Let's say I am iterating over a large data set and depending on a user-supplied variable I either do a case-sensitive or case-insensitive sort. I would think that because this user-supplied value never changes, it would be a good idea to put it into a register, for example:
int main(int argc, char * argv[])
{
clock_t t0, t1;
int sort = 1;
t0 = clock();
register int case_insensitive_sort = sort;
int z = 0;
for (int i=0; i < 1e8; i++) {
if (case_insensitive_sort) {
z += 3; // for debugging to see where it's going
} else {
z -= 5;
}
};
t1 = clock();
printf("The function took %fs to complete.\n", ((double)(t1-t0))/CLOCKS_PER_SEC);
t0 = clock();
int case_insensitive_sort2 = sort;
z = 0;
for (int i=0; i < 1e8; i++) {
if (case_insensitive_sort2) {
z += 3; // for debugging to see where it's going
} else {
z -= 5;
}
};
t1 = clock();
printf("The function took %fs to complete.\n", ((double)(t1-t0))/CLOCKS_PER_SEC);
return 0;
}
Here is an example of the compiler output -- https://godbolt.org/z/7KrGzr. It seems with the register prefix there is a comparison within the register to see if it's 0 or not:
testl %ebx, %ebx
And without it it compares against a memory address:
cmpl $0, -12(%rbp)
Yet when I run this locally the version without register is much faster:
The function took 0.255494s to complete.
The function took 0.188364s to complete.
Why is that the case? I thought using the register instead of doing a memory compare would be much faster.

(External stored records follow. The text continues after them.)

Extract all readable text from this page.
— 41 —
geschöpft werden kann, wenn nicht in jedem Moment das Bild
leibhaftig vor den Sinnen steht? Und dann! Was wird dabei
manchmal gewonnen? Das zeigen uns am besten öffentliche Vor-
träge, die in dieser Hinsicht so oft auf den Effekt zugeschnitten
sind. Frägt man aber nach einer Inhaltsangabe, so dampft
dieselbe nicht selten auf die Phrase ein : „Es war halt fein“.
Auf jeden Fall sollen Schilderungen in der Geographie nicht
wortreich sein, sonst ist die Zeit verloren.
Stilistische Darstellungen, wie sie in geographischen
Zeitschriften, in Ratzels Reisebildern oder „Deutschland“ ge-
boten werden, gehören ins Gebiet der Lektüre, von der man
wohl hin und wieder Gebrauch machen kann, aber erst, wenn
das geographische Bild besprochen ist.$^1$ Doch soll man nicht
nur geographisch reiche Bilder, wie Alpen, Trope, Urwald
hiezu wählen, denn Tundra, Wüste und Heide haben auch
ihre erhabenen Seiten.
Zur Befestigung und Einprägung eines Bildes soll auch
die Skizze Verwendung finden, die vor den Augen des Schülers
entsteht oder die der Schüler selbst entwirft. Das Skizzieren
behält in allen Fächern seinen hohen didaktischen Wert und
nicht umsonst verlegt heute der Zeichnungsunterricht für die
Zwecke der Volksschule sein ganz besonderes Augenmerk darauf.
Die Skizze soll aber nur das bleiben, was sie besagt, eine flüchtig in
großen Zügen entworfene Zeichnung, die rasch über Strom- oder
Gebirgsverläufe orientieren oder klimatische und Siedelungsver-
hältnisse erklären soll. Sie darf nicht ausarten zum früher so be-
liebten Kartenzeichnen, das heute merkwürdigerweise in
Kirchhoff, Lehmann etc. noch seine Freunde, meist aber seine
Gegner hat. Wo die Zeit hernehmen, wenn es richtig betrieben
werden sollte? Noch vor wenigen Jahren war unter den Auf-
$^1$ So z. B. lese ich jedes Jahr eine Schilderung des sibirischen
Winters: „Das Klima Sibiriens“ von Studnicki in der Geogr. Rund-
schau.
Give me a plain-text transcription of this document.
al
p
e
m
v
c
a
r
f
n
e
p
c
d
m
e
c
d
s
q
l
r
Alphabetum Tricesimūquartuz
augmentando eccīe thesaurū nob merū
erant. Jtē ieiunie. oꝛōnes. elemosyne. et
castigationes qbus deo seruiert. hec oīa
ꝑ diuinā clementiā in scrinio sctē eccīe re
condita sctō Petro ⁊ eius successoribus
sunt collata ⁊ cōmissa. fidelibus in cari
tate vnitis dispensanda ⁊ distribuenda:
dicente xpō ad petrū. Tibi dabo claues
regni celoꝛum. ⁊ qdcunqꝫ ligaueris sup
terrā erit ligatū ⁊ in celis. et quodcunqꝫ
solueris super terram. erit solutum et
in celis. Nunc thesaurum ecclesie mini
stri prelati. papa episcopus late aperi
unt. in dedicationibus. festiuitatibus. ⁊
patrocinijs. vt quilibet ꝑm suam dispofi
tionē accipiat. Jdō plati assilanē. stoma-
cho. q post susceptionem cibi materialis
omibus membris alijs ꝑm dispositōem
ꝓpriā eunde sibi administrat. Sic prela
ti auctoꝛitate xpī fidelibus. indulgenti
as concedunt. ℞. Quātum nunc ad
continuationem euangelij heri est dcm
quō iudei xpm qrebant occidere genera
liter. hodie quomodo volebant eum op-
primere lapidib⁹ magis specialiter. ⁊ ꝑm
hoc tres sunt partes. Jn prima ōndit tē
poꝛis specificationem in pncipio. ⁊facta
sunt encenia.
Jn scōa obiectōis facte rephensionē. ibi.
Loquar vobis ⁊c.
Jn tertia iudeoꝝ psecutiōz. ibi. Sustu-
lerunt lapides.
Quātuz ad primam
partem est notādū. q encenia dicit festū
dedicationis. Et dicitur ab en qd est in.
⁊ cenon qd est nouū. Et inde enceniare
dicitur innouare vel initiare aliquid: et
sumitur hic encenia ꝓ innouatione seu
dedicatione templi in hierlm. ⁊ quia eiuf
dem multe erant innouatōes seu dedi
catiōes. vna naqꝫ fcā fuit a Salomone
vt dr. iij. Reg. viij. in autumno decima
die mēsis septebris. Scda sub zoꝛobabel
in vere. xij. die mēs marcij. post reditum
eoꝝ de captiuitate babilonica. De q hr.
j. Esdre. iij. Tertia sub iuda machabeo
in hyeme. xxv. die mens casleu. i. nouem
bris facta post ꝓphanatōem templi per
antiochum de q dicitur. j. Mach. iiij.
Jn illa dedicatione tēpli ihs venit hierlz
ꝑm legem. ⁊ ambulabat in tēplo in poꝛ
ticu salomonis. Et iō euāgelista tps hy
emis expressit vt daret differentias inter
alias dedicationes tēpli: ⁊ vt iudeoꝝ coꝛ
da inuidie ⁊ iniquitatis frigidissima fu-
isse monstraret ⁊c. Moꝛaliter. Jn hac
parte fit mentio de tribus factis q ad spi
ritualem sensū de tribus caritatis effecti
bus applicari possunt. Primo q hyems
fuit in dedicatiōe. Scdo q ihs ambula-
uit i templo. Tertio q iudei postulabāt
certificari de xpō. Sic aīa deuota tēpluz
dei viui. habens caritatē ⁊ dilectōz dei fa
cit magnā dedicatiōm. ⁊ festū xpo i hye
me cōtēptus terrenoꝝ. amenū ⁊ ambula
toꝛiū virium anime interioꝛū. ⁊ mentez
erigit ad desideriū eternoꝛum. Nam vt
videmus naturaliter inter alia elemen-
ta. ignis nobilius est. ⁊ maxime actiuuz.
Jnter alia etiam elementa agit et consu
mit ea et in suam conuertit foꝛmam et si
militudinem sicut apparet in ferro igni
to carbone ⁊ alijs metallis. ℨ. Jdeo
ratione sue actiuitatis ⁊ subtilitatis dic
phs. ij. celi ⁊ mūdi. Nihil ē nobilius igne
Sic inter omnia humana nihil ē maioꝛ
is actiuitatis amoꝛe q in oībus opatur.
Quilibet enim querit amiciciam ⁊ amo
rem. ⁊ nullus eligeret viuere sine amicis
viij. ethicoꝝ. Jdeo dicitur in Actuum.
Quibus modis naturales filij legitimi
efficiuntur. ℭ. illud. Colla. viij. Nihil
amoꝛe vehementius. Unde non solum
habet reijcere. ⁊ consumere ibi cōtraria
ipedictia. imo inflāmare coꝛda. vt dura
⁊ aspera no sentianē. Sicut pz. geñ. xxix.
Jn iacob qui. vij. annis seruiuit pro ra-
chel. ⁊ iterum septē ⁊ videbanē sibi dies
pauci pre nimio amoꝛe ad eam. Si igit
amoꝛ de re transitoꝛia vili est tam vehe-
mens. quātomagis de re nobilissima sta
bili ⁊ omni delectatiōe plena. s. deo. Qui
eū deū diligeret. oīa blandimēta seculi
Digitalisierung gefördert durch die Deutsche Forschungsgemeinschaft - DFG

Update: thanks for all the help on this. From Peter's suggestions and linked answers the biggest improvement is not from register-ing the case_insensitive_sort, but by doing it on the loop vars:
register int case_insensitive_sort = sort;
register int z = 0;
for (register int i=0; i < 1e8; i++) { ...
And from this I get the improvement between the two of:
The function took 0.255494s to complete with the register (before).
The function took 0.038112s to complete with the register (after).
The function took 0.252963s to complete without the registers.